A new definition of trust

The new contemporary version of trust is no longer fixed and has to be earned and actively maintained in a customer-centric and human-centric manner.

Trust has traditionally been created through legacy, prestige and authoritative or institutional backing. However, this long-standing version of trust is being eroded as allegations of corruption, scandals and lack of transparency are muddying the waters. The new contemporary version of trust is no longer fixed and has to be earned and actively maintained in a customer-centric and human-centric manner. It is about aligning with people’s values – doing good, standing for something meaningful and relevant and knowing that it can easily be eroded in a climate where people are primed to call you out.

Trust can be built through social and digital ecosystems (reputation economies) where influencers and creators help to grow the reputation of a brand through endorsements and recommendations. Integrity become important in this realm as fake followers, a lack of transparency and disclosure around #sponsored content on Instagram has birthed a new type of influencer to combat these murky waters.

Nano influencers are influencers on Instagram with a modest yet engaged following (typically defined as 500-5000 followers). They aren’t viewed as celebrities, instead they are seen as someone who is “just like me” to Gen Z and young Millennials. In 2018 Johnson & Johnson launched their Clean & Clear campaign hiring six young nano influencers in the hopes that their recommendations to their highly engaged following would come off as more trustworthy and authentic.

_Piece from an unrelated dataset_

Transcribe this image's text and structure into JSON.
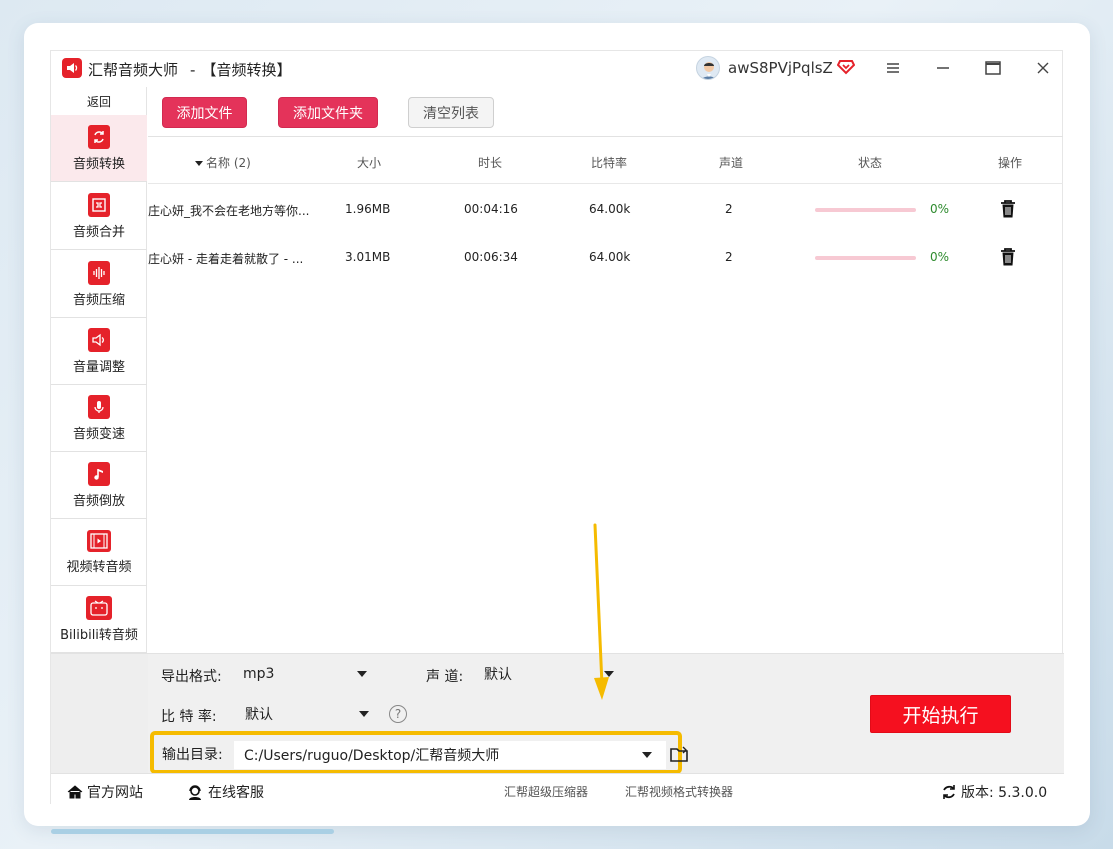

Transparency becomes non-negotiable

There needs to be enough transparency around areas such as business practices, business models and supply chains that a customer is able to make an informed choice whether or not they will partake.

Transparency around business practices and a willingness to take a proactive stance on topical issues in an authentic manner is another way for organisations to build and maintain trust. However, transparency is a gradient, not a reveal-all, where you have nowhere to hide away. There needs to be enough transparency around areas such as business practices, business models and supply chains that a customer is able to make an informed choice whether or not they will partake.

With social and environmental sustainability becoming a hygiene factor, consumers are wanting to engage and see businesses do instead of just talk. A caveat here is doing with authenticity and integrity, otherwise messaging can be seen as light-touch or just another tactical PR stunt. Instead, people want to be reassured that their values are shared and considered important by businesses who join the conversation or provide a platform in which these issues can be discussed.

While hailed a success by many, Gillette’s recent ad caused a bit of controversy with commentators calling out the brand for releasing an ad about toxic masculinity yet having a ‘pink tax’ (charging more for women’s products) and its parent company having a history for animal testing. Although toxic masculinity and its surrounding discourse is important, these conversations and responses need to come from a place of authenticity and care. It’s not to say that Gillette didn’t have good intentions with their ad, but to some people the ad in question felt like a light-touch PR exercise with a company taking the moral high ground without earning it.

As businesses we need to understand these changing dynamics and expectations of trust. While multiple versions of trust do exist, the emerging contemporary version requires a more proactive and ultimately a more human-centric approach. We need to engage and understand our customers so that we not only make better stuff but also help to improve the lives of who we design and create for while looking after our planet.